Bizim oğlanlar Kaan ile Anıl sözbirliği edip gidip iki tane hamster almışlar. Evde bir telaştır başladı. Uzun zamandır küçük kedimiz kaan eve bir hayvan almakta ısrar ediyordu ama biz bir türlü evet diyemiyorduk. Bu sefer bize emrivaki yaptılar belkide annesi ile işbirliği yapıp bana komple kurdular anlamadım. Böylelikle ıkı tatlı cüce hamster (yani bir farecik, bir küçücük farecik)çiftimiz oldu.
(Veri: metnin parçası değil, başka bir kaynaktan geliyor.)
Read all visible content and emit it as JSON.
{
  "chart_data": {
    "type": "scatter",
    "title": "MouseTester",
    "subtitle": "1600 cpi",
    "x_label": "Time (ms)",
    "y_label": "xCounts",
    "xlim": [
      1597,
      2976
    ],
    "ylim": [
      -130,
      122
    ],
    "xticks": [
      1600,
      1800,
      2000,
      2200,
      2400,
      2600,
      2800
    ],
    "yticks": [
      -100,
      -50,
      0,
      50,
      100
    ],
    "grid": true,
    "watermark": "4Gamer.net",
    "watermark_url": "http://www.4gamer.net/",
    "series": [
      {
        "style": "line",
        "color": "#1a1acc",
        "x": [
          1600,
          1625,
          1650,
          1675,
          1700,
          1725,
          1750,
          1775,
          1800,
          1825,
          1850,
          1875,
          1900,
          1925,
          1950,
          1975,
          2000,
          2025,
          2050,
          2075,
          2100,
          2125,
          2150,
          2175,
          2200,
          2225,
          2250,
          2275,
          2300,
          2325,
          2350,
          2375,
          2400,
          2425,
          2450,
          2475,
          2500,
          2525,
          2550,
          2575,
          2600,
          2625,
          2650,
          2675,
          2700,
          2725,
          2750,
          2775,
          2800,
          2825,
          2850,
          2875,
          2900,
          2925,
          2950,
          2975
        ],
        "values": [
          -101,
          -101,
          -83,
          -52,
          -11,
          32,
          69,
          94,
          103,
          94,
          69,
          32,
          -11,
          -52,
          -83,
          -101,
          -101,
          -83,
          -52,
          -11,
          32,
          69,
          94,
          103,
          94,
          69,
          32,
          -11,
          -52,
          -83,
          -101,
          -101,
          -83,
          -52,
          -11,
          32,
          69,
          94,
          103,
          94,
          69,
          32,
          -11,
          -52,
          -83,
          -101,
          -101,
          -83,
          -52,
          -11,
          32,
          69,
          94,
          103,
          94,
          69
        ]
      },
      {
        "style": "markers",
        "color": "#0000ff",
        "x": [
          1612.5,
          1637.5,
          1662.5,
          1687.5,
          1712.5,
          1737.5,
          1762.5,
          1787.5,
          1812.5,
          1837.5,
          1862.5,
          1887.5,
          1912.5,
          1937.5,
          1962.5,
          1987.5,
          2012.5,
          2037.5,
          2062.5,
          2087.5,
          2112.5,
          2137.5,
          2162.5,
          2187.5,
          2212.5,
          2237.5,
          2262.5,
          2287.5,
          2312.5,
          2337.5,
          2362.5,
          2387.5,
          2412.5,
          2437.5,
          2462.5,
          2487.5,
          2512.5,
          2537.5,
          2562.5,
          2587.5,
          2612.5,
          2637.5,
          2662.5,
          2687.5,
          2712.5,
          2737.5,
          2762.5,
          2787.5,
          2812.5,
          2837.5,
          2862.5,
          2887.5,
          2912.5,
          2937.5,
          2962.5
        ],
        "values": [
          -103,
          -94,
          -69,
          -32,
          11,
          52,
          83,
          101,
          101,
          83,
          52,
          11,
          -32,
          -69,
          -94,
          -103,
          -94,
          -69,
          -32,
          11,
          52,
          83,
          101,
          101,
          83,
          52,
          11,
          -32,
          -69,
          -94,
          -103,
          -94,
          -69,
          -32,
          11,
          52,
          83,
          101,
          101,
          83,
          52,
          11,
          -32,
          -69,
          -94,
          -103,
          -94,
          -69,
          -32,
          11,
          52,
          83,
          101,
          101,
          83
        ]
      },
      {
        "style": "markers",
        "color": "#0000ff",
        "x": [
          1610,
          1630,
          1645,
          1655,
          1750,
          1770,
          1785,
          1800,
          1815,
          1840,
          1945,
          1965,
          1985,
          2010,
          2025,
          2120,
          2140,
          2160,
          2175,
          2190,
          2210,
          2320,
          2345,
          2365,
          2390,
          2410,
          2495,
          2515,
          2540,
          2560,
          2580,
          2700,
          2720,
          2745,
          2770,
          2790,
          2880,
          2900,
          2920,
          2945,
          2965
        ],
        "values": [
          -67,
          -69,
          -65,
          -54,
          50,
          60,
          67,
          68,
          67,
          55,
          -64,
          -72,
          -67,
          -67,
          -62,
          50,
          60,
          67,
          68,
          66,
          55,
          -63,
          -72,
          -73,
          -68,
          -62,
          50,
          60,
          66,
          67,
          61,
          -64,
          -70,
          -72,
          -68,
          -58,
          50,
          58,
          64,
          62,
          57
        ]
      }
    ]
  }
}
Tabi bu mutlu çiftin isimlerini koymakta bizim kaanımıza kaldı. İsim babaları olarak kaan onlara Anıl ve Zalla ismini verdi. Bu kadar birbirine yakın olduklarından mıdır bilinmez abisi ve kız arkadaşının ismini vermişti. Buraya kadar her şey güzeldi. Ta ki dün okuldan gelen kaan koşarak bir sevinçle yanıma gelip
-baba baba buna inanamayacaksın. (gözlerindeki sevinci unutamamıyorum.)
- ne oldu oğlum, dedim.
- biliyor musun? Hamsterlarımızın yavruları olmuş hemde üç tane.
Evet korktuğumuz başımıza geldi. Bir hafta olmadan hamster sayımız beş oldu. Zaten bir hamsterımız biraz şişmanca gibi görünüyordu ve sonucu bu oldu. Buna bütün aile çok sevindik. Böylelikle hamster nenesi dedesi olmuştuk.
Şimdi evin içinde bir telaş bir telaş bunların isimleri ne olacak. Tabi birinin ismini kaan yine buldu. Sevgi koydu diğerlerine teklifleri bekliyoruz. Tabi şimdilik bütün bu olanları Hayruşa söylemedik ya da bütün hikayeyi anlatmadık. Tabi Hayruş bunları duyunca tepkisini şimdiden tahmin ediyorum. Ama sonuçta o da bir hayvan sever. Hayvanları seven insanları zaten seviyor. Çünkü hayvanlar kendilerine sevgi ile yaklaşanlara pek zarar vermezler. İnsanlar bunun dışında tabii.